Engels concludes Part I, by noting that it has shown that everything that Duhring promised, in the realm of philosophy, had failed to materialise.
““The elements of a philosophy which is real and accordingly directed to the reality of nature and of life”, the “strictly scientific conception of the world”, the “system-creating ideas”, and all Herr Dühring's other achievements, trumpeted forth to the world by Herr Dühring in high-sounding phrases, turned out, to be a pure swindle, wherever we laid hold of them,.” (p 182)
The reason for that was Duhring's own failure to understand science, and, despite his claims to the contrary, to begin by trying to identify “absolute truths”, and then fit reality into an abstract scheme, built up from them.

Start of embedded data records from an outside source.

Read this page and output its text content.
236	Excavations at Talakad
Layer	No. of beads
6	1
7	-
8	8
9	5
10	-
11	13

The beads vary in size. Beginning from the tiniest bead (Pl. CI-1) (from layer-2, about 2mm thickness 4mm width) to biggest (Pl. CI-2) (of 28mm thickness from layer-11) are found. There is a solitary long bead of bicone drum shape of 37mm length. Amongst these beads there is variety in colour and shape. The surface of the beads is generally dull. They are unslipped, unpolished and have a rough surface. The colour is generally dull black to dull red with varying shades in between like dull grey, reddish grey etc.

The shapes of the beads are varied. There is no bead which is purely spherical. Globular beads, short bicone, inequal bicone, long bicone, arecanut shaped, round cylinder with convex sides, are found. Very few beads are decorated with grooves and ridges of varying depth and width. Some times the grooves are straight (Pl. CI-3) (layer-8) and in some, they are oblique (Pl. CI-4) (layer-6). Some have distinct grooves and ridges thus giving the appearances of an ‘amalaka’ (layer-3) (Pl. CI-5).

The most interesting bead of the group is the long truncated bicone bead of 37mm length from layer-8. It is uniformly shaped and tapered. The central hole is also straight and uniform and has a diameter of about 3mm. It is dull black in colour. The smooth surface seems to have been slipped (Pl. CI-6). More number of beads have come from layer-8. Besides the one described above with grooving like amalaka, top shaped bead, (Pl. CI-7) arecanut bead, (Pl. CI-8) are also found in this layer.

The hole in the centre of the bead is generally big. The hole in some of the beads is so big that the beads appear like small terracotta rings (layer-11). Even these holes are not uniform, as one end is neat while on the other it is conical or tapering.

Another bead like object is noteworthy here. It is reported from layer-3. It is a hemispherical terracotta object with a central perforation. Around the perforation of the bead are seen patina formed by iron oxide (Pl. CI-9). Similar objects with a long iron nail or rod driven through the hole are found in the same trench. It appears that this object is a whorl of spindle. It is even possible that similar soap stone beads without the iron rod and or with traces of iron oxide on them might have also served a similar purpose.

“The world schematism which, “without the slightest detraction from the profundity of thought, securely established the basic forms of being”, proved to be an infinitely vulgarised copy of Hegelian logic, and with the latter shares the superstition that these “basic forms” or logical categories have led a mysterious existence somewhere prior to and outside of the world, to which they are “to be applied”.” (p 182-3)
This is the method of the idealist and moralist. It is seen in the works of Sismondi, Proudhon, the Narodniks, and of today's “anti-capitalists”, “anti-imperialists”, and other such petty-bourgeois moral socialists. Concepts such as “basic human rights”, “national rights”, as sweeping, abstract generalisations, fall into that category, as well as their even more abstract, and, thereby, ridiculous, particular forms, such as a right to education, a right to work, and so on.
No socialist, of course, doubts that many of these “rights” are desirable aspirations, but removed from material reality, they amount to nothing but pious wishes, as Lenin described such demands made by the Narodniks. In The Critique of the Gotha Programme, Marx wrote,
“Right can never be higher than the economic structure of society and its cultural development conditioned thereby.”
And, applied outside the context of that material reality, they become not just utopian, but reactionary. As Marx sets out in The Poverty of Philosophy, slavery was the first form of class society, without which the further development of the forces of production, and subsequent forms of class society, each raising humanity to a higher level, would have been impossible. In short, slavery played a progressive role in history. Even when these higher forms of society had arisen, Marx sets out that, without slavery in the Southern US, its development of the supply of cotton, which fed textile production in Britain, would not have been possible, and without that textile industry, in Britain, the Industrial Revolution would not have occurred.
“Without slavery North America, the most progressive of countries, would be transformed into a patriarchal country. Wipe North America off the map of the world, and you will have anarchy – the complete decay of modern commerce and civilization. Cause slavery to disappear and you will have wiped America off the map of nations.”